Begin by preheating your oven to 350°F (175°C). Prepare a 9x13 inch baking dish by greasing it lightly or lining it with parchment paper for easy removal after baking.

    In a medium saucepan, melt the unsalted butter over medium heat. Continue stirring occasionally, allowing it to cook until it turns a beautiful golden brown color and releases a delightful nutty aroma. This process should take about 5-7 minutes. Watch it closely to prevent burning!

      Once the butter has browned, remove it from heat and let it cool for a few minutes. Carefully transfer the melted brown butter to a large mixing bowl.

        To the bowl with cooled brown butter, add the packed brown sugar and granulated white sugar. Stir until the mixture is well blended and smooth.

          Next, incorporate the pure pumpkin puree, eggs, and vanilla extract into the mixture. Whisk together until everything is fully combined and smooth.

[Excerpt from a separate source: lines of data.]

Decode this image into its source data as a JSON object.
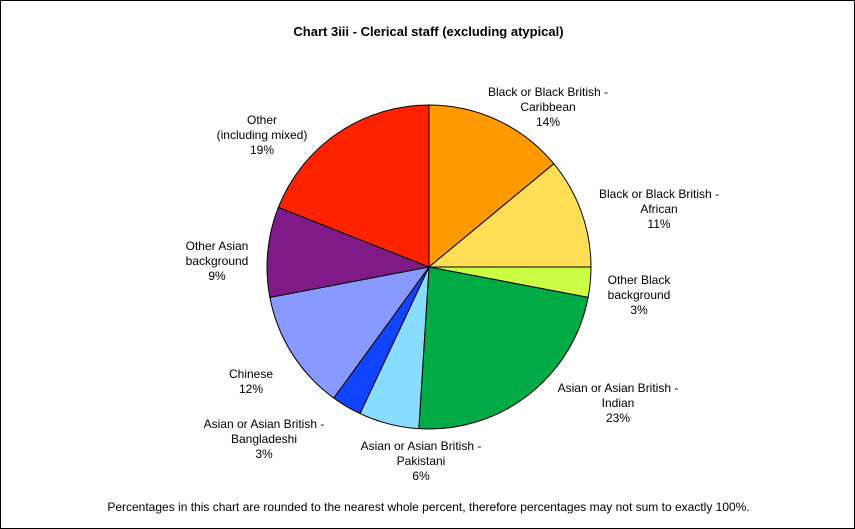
{
  "chart_data": {
    "type": "pie",
    "title": "Chart 3iii - Clerical staff (excluding atypical)",
    "footnote": "Percentages in this chart are rounded to the nearest whole percent, therefore percentages may not sum to exactly 100%.",
    "slices": [
      {
        "label_lines": [
          "Black or Black British -",
          "Caribbean"
        ],
        "value": 14,
        "pct_label": "14%",
        "color": "#FF9900"
      },
      {
        "label_lines": [
          "Black or Black British -",
          "African"
        ],
        "value": 11,
        "pct_label": "11%",
        "color": "#FFDD55"
      },
      {
        "label_lines": [
          "Other Black",
          "background"
        ],
        "value": 3,
        "pct_label": "3%",
        "color": "#CCFF44"
      },
      {
        "label_lines": [
          "Asian or Asian British -",
          "Indian"
        ],
        "value": 23,
        "pct_label": "23%",
        "color": "#00AA44"
      },
      {
        "label_lines": [
          "Asian or Asian British -",
          "Pakistani"
        ],
        "value": 6,
        "pct_label": "6%",
        "color": "#88DDFF"
      },
      {
        "label_lines": [
          "Asian or Asian British -",
          "Bangladeshi"
        ],
        "value": 3,
        "pct_label": "3%",
        "color": "#1144FF"
      },
      {
        "label_lines": [
          "Chinese"
        ],
        "value": 12,
        "pct_label": "12%",
        "color": "#8899FF"
      },
      {
        "label_lines": [
          "Other Asian",
          "background"
        ],
        "value": 9,
        "pct_label": "9%",
        "color": "#7F1A88"
      },
      {
        "label_lines": [
          "Other",
          "(including mixed)"
        ],
        "value": 19,
        "pct_label": "19%",
        "color": "#FF2200"
      }
    ]
  }
}
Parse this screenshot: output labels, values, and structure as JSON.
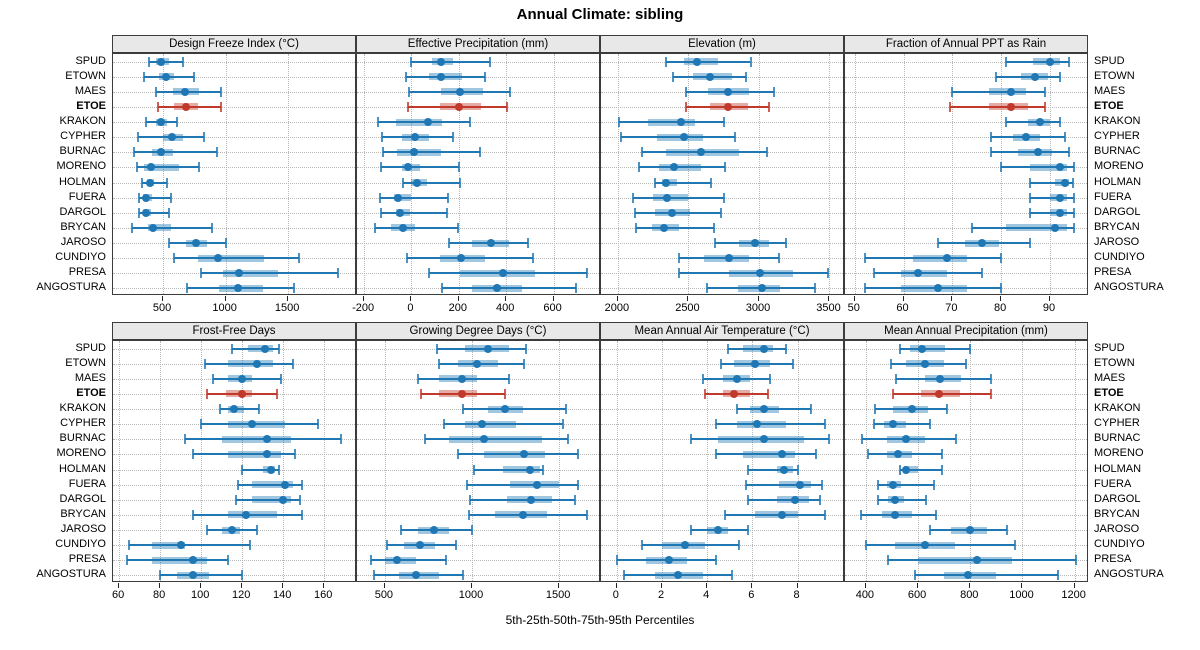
{
  "chart_data": {
    "type": "scatter",
    "subtype": "percentile-interval-trellis",
    "title": "Annual Climate: sibling",
    "xlabel": "5th-25th-50th-75th-95th Percentiles",
    "percentile_labels": [
      "5th",
      "25th",
      "50th",
      "75th",
      "95th"
    ],
    "legend_position": "none",
    "grid": "dotted",
    "highlight_site": "ETOE",
    "colors": {
      "normal_series": "#1F77B4",
      "highlight_series": "#C0392B",
      "panel_header_bg": "#E8E8E8",
      "panel_border": "#3C3C3C",
      "grid_line": "#B8B8B8"
    },
    "sites": [
      "SPUD",
      "ETOWN",
      "MAES",
      "ETOE",
      "KRAKON",
      "CYPHER",
      "BURNAC",
      "MORENO",
      "HOLMAN",
      "FUERA",
      "DARGOL",
      "BRYCAN",
      "JAROSO",
      "CUNDIYO",
      "PRESA",
      "ANGOSTURA"
    ],
    "panels": [
      {
        "title": "Design Freeze Index (°C)",
        "xlim": [
          100,
          2050
        ],
        "ticks": [
          500,
          1000,
          1500
        ],
        "data": [
          [
            390,
            445,
            485,
            545,
            660
          ],
          [
            345,
            470,
            520,
            590,
            745
          ],
          [
            445,
            580,
            675,
            790,
            960
          ],
          [
            460,
            590,
            680,
            780,
            965
          ],
          [
            360,
            440,
            480,
            530,
            610
          ],
          [
            300,
            500,
            575,
            660,
            830
          ],
          [
            270,
            410,
            480,
            580,
            935
          ],
          [
            290,
            350,
            400,
            630,
            790
          ],
          [
            330,
            370,
            395,
            430,
            530
          ],
          [
            310,
            340,
            365,
            410,
            560
          ],
          [
            305,
            340,
            365,
            400,
            550
          ],
          [
            250,
            380,
            420,
            560,
            890
          ],
          [
            550,
            680,
            760,
            850,
            1000
          ],
          [
            590,
            780,
            940,
            1310,
            1590
          ],
          [
            800,
            980,
            1110,
            1420,
            1900
          ],
          [
            690,
            950,
            1100,
            1300,
            1550
          ]
        ]
      },
      {
        "title": "Effective Precipitation (mm)",
        "xlim": [
          -230,
          800
        ],
        "ticks": [
          -200,
          0,
          200,
          400,
          600
        ],
        "data": [
          [
            0,
            85,
            125,
            175,
            330
          ],
          [
            -25,
            75,
            125,
            215,
            310
          ],
          [
            -10,
            125,
            205,
            300,
            415
          ],
          [
            -15,
            120,
            200,
            295,
            405
          ],
          [
            -140,
            -65,
            70,
            130,
            245
          ],
          [
            -125,
            -40,
            15,
            75,
            175
          ],
          [
            -120,
            -60,
            10,
            125,
            290
          ],
          [
            -130,
            -40,
            -15,
            35,
            200
          ],
          [
            -35,
            0,
            25,
            65,
            205
          ],
          [
            -135,
            -75,
            -55,
            0,
            155
          ],
          [
            -130,
            -65,
            -50,
            -5,
            150
          ],
          [
            -155,
            -85,
            -35,
            15,
            195
          ],
          [
            160,
            255,
            335,
            410,
            490
          ],
          [
            -20,
            120,
            210,
            310,
            515
          ],
          [
            75,
            205,
            385,
            520,
            740
          ],
          [
            130,
            255,
            360,
            465,
            695
          ]
        ]
      },
      {
        "title": "Elevation (m)",
        "xlim": [
          1880,
          3610
        ],
        "ticks": [
          2000,
          2500,
          3000,
          3500
        ],
        "data": [
          [
            2340,
            2470,
            2560,
            2710,
            2940
          ],
          [
            2390,
            2530,
            2650,
            2810,
            2910
          ],
          [
            2480,
            2640,
            2780,
            2930,
            3110
          ],
          [
            2480,
            2650,
            2780,
            2920,
            3070
          ],
          [
            2010,
            2210,
            2450,
            2550,
            2750
          ],
          [
            2020,
            2280,
            2470,
            2600,
            2830
          ],
          [
            2170,
            2340,
            2590,
            2860,
            3060
          ],
          [
            2150,
            2290,
            2400,
            2590,
            2760
          ],
          [
            2260,
            2310,
            2340,
            2420,
            2660
          ],
          [
            2110,
            2250,
            2350,
            2500,
            2750
          ],
          [
            2120,
            2260,
            2380,
            2510,
            2730
          ],
          [
            2130,
            2240,
            2330,
            2430,
            2680
          ],
          [
            2690,
            2860,
            2970,
            3070,
            3190
          ],
          [
            2430,
            2610,
            2790,
            2930,
            3140
          ],
          [
            2430,
            2790,
            3010,
            3240,
            3490
          ],
          [
            2630,
            2850,
            3020,
            3150,
            3400
          ]
        ]
      },
      {
        "title": "Fraction of Annual PPT as Rain",
        "xlim": [
          48,
          98
        ],
        "ticks": [
          50,
          60,
          70,
          80,
          90
        ],
        "data": [
          [
            81,
            86.5,
            90,
            92,
            94
          ],
          [
            79,
            84,
            87,
            89.5,
            92
          ],
          [
            70,
            77.5,
            82,
            85,
            89
          ],
          [
            69.5,
            77.5,
            82,
            85.5,
            89
          ],
          [
            81,
            85.5,
            88,
            90,
            92
          ],
          [
            78,
            82.5,
            85,
            88,
            93
          ],
          [
            78,
            83.5,
            87.5,
            90.5,
            94
          ],
          [
            80,
            86,
            92,
            93.5,
            95
          ],
          [
            86,
            91,
            93,
            94,
            94.8
          ],
          [
            86,
            90,
            92,
            93.5,
            95
          ],
          [
            86,
            90,
            92,
            93.5,
            95
          ],
          [
            74,
            81,
            91,
            93.5,
            95
          ],
          [
            67,
            72.5,
            76,
            79.5,
            86
          ],
          [
            52,
            62,
            69,
            73,
            80
          ],
          [
            54,
            59.5,
            63,
            69,
            76
          ],
          [
            52,
            59.5,
            67,
            73,
            80
          ]
        ]
      },
      {
        "title": "Frost-Free Days",
        "xlim": [
          57,
          176
        ],
        "ticks": [
          60,
          80,
          100,
          120,
          140,
          160
        ],
        "data": [
          [
            115,
            123,
            131,
            135,
            138
          ],
          [
            102,
            113,
            127,
            135,
            145
          ],
          [
            106,
            113,
            120,
            125,
            139
          ],
          [
            103,
            112,
            120,
            125,
            137
          ],
          [
            109,
            113,
            116,
            121,
            128
          ],
          [
            100,
            113,
            125,
            141,
            157
          ],
          [
            92,
            110,
            132,
            144,
            168
          ],
          [
            96,
            113,
            132,
            139,
            146
          ],
          [
            120,
            130,
            134,
            136,
            138
          ],
          [
            118,
            125,
            141,
            145,
            149
          ],
          [
            117,
            125,
            140,
            144,
            148
          ],
          [
            96,
            113,
            122,
            137,
            149
          ],
          [
            103,
            110,
            115,
            119,
            127
          ],
          [
            65,
            76,
            90,
            92,
            124
          ],
          [
            64,
            76,
            96,
            103,
            113
          ],
          [
            80,
            88,
            96,
            104,
            120
          ]
        ]
      },
      {
        "title": "Growing Degree Days (°C)",
        "xlim": [
          340,
          1740
        ],
        "ticks": [
          500,
          1000,
          1500
        ],
        "data": [
          [
            800,
            960,
            1090,
            1210,
            1310
          ],
          [
            810,
            920,
            1030,
            1150,
            1300
          ],
          [
            690,
            810,
            940,
            1030,
            1210
          ],
          [
            710,
            810,
            940,
            1030,
            1190
          ],
          [
            950,
            1090,
            1190,
            1290,
            1540
          ],
          [
            840,
            960,
            1060,
            1250,
            1520
          ],
          [
            730,
            870,
            1070,
            1400,
            1550
          ],
          [
            920,
            1070,
            1300,
            1420,
            1610
          ],
          [
            1010,
            1180,
            1330,
            1390,
            1410
          ],
          [
            970,
            1220,
            1370,
            1500,
            1610
          ],
          [
            990,
            1200,
            1340,
            1460,
            1590
          ],
          [
            980,
            1130,
            1290,
            1430,
            1660
          ],
          [
            590,
            690,
            780,
            870,
            1000
          ],
          [
            510,
            610,
            700,
            790,
            910
          ],
          [
            420,
            500,
            570,
            680,
            850
          ],
          [
            440,
            580,
            680,
            810,
            950
          ]
        ]
      },
      {
        "title": "Mean Annual Air Temperature (°C)",
        "xlim": [
          -0.7,
          10.1
        ],
        "ticks": [
          0,
          2,
          4,
          6,
          8
        ],
        "data": [
          [
            4.9,
            5.6,
            6.5,
            6.9,
            7.5
          ],
          [
            4.6,
            5.2,
            6.1,
            6.8,
            7.8
          ],
          [
            3.8,
            4.7,
            5.3,
            5.9,
            6.8
          ],
          [
            3.9,
            4.7,
            5.2,
            5.9,
            6.7
          ],
          [
            5.3,
            5.9,
            6.5,
            7.2,
            8.6
          ],
          [
            4.4,
            5.3,
            6.2,
            7.5,
            9.2
          ],
          [
            3.3,
            4.5,
            6.5,
            8.3,
            9.4
          ],
          [
            4.4,
            5.6,
            7.3,
            7.9,
            8.8
          ],
          [
            5.8,
            7.1,
            7.4,
            7.8,
            8.0
          ],
          [
            5.7,
            7.2,
            8.1,
            8.6,
            9.1
          ],
          [
            5.8,
            7.1,
            7.9,
            8.5,
            9.0
          ],
          [
            4.8,
            6.1,
            7.3,
            8.0,
            9.2
          ],
          [
            3.3,
            4.0,
            4.5,
            4.9,
            5.8
          ],
          [
            1.1,
            2.0,
            3.0,
            3.9,
            5.4
          ],
          [
            0.0,
            1.3,
            2.3,
            3.1,
            4.4
          ],
          [
            0.3,
            1.7,
            2.7,
            3.8,
            5.1
          ]
        ]
      },
      {
        "title": "Mean Annual Precipitation (mm)",
        "xlim": [
          320,
          1255
        ],
        "ticks": [
          400,
          600,
          800,
          1000,
          1200
        ],
        "data": [
          [
            530,
            570,
            615,
            705,
            800
          ],
          [
            495,
            555,
            625,
            700,
            785
          ],
          [
            515,
            625,
            685,
            765,
            880
          ],
          [
            505,
            610,
            680,
            760,
            880
          ],
          [
            435,
            505,
            575,
            640,
            710
          ],
          [
            430,
            470,
            505,
            555,
            645
          ],
          [
            385,
            480,
            555,
            625,
            745
          ],
          [
            410,
            480,
            525,
            575,
            690
          ],
          [
            530,
            545,
            555,
            600,
            690
          ],
          [
            445,
            480,
            505,
            535,
            660
          ],
          [
            445,
            485,
            510,
            545,
            630
          ],
          [
            380,
            460,
            510,
            575,
            670
          ],
          [
            645,
            725,
            800,
            865,
            940
          ],
          [
            400,
            510,
            625,
            740,
            970
          ],
          [
            485,
            600,
            825,
            960,
            1205
          ],
          [
            590,
            700,
            790,
            900,
            1135
          ]
        ]
      }
    ]
  }
}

            In a separate mixing bowl, prepare your dry ingredients. Whisk together the all-purpose flour, baking powder, baking soda, ground spices (cinnamon, ginger, nutmeg), and fine salt until evenly mixed.

              Gradually fold the dry ingredients into the wet mixture, stirring gently until just combined. Be cautious not to overmix; it's important for the blondies to remain tender.

                Gently fold in the chocolate chips (and chopped nuts, if using) until evenly distributed throughout the batter.

                  Pour the rich and vibrant batter into your prepared baking dish, spreading it evenly across the bottom with a spatula.

                    Place the baking dish in the preheated oven and bake for 25-30 minutes, or until a toothpick inserted in the center comes out with only a few moist crumbs—not wet batter.

                      Once baked, allow the blondies to cool in the pan for approximately 10 minutes. Then, carefully transfer them to a wire rack to cool completely before slicing into squares.

                        Prep Time: 15 min | Total Time: 45 min | Servings: 16

                          - Presentation Tips: For an inviting touch, serve these warm blondies topped with a dollop of whipped cream or a scoop of vanilla ice cream. Dust lightly with powdered sugar for an elegant finish that enhances their fall-inspired charm!